Ryerson renames law school after the Honourable Lincoln Alexander

University pays tribute to Alexander’s legacy as a leader in the fight for racial equality
April 06, 2021
Lincoln Alexander

Lincoln Alexander was the first Black person to be elected to Canada’s House of Commons, to serve as a federal Cabinet Minister and to be appointed as Lieutenant Governor of Ontario. Photo credit: Peter Bregg CM.

Ryerson University is proud to announce that its Faculty of Law will be renamed the Lincoln Alexander School of Law at Ryerson University. The renaming will be made official at an inaugural year-end celebration, which will take place virtually on May 6, 2021. A brilliant lawyer and distinguished public servant, Lincoln Alexander (1922 - 2012) played a key role in promoting multiculturalism, education and youth leadership.

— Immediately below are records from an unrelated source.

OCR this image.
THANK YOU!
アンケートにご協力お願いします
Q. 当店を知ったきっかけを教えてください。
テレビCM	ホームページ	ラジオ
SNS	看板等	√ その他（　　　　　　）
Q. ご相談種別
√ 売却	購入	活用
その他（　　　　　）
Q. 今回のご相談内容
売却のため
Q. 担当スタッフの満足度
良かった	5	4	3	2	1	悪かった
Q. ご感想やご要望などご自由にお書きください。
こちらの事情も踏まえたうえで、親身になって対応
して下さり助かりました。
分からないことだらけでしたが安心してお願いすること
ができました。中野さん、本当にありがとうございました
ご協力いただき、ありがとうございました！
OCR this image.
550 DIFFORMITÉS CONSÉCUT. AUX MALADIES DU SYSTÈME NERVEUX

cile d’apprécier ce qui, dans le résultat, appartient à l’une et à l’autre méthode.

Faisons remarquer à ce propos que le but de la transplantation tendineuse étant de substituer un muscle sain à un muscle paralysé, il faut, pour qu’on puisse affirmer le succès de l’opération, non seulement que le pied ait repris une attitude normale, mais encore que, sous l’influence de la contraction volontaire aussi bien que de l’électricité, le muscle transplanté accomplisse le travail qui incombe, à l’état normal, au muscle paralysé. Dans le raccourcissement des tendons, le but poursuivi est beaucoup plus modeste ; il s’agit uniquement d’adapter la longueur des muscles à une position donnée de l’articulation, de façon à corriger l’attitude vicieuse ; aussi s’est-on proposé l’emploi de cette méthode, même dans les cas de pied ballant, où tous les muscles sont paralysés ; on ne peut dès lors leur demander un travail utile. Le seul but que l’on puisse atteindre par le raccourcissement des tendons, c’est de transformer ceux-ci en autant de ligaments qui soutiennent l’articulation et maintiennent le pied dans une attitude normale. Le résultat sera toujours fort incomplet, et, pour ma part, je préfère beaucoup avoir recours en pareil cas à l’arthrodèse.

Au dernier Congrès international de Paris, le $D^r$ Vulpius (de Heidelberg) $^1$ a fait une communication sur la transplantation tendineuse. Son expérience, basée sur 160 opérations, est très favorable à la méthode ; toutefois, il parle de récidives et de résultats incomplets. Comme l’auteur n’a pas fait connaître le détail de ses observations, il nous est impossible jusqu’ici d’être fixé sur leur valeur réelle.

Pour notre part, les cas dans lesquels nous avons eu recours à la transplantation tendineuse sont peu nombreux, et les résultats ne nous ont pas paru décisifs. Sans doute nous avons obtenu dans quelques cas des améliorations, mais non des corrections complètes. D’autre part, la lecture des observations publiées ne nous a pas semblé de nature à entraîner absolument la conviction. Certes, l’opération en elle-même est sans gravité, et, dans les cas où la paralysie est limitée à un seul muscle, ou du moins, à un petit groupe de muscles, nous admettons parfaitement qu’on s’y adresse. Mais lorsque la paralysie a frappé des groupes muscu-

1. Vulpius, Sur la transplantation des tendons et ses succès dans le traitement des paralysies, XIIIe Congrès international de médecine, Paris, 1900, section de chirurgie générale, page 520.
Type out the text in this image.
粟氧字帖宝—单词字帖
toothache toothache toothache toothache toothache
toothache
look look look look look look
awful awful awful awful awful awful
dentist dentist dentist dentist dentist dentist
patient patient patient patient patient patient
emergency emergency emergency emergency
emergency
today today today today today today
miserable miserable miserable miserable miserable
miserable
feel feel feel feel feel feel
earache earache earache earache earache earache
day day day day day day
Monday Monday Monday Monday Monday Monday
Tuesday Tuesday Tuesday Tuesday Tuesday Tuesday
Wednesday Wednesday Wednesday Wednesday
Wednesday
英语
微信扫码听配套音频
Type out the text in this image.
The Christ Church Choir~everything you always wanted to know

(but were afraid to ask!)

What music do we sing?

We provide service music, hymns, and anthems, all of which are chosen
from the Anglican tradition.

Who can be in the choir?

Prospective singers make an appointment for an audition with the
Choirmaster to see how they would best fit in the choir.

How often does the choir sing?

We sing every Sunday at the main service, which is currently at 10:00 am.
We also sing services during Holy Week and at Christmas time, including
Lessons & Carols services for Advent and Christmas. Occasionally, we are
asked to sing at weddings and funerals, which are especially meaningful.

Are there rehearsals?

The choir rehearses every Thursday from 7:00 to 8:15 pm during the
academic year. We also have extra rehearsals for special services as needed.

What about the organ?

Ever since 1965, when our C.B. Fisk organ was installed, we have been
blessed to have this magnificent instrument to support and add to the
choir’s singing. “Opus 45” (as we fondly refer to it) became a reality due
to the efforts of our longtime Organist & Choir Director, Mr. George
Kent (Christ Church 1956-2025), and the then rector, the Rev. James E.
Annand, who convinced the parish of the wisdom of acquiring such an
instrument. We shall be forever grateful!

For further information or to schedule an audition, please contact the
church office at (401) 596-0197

“Throughout his career, Mr. Alexander demonstrated a longstanding commitment to championing education and youth initiatives and advancing racial equality,” said Ryerson University President and Vice-Chancellor Mohamed Lachemi. “Today’s announcement is a very fitting testament to those commitments and we hope that our students will similarly serve and support others in their future careers holding true to their values with the same fervor that he did.”

A new kind of law school

The renaming of Ryerson’s Faculty of Law marks the culmination of Ryerson Law’s inaugural year as Toronto’s newest law school in over a century. In September 2020, Ryerson welcomed its first class of 170 law students with a mission to equip the lawyers of tomorrow with the contemporary skills and experience required to expand the reach of justice and respond to the evolving challenges that face Canadian society.

And, like its soon-to-be namesake, Ryerson Law’s program is both innovative and groundbreaking. The law school is committed to shaping a new kind of lawyer: one that challenges the status quo, embraces diversity and inclusion, bridges the gap between law and technology, and expands the reach of justice for all. In doing so, Ryerson is reimagining legal education in pursuit of a more just society.

“Many know that my grandfather studied law, and that his choice to do so led him on his particular journey. He made many sacrifices and worked extremely hard throughout his life,” said Erika Alexander, Lincoln Alexander’s granddaughter. “I believe having a law school named after Lincoln MacCauley Alexander provides a feeling of uniqueness, inclusiveness and relatability.”

Ryerson Law’s rigorous curriculum features a collaborative co-teaching model with faculty and practitioners from a range of backgrounds and perspectives. Many of Ryerson Law’s faculty are members of equity-deserving groups - making it among the most diverse law schools in the country.

"Throughout his decorated career, Lincoln achieved many pioneering firsts but his kindness, generosity, and devotion to family and to Canadians across the country is irrefutable. I am heartened to know that Lincoln's values and commitment to diversity, equity and inclusion are deeply espoused by the law school that will bear his name, " said Mrs. Lincoln Beal-Alexander, Lincoln Alexander’s widow.

In his provincial, federal, public and private roles, Alexander championed equity, diversity and inclusion. For his pioneering contributions, he was appointed as a Companion of the Order of Canada and to the Order of Ontario.

"We are so proud that our law school will be renamed after Lincoln Alexander - an indisputable trailblazer in Canadian history,” said Donna E. Young, founding dean, Ryerson Law. “Beyond his groundbreaking career, Mr. Alexander was a man of great character, determination and resilience. His life serves as an inspiration for all Canadians, and in particular for our law students - who represent the trailblazers of tomorrow.”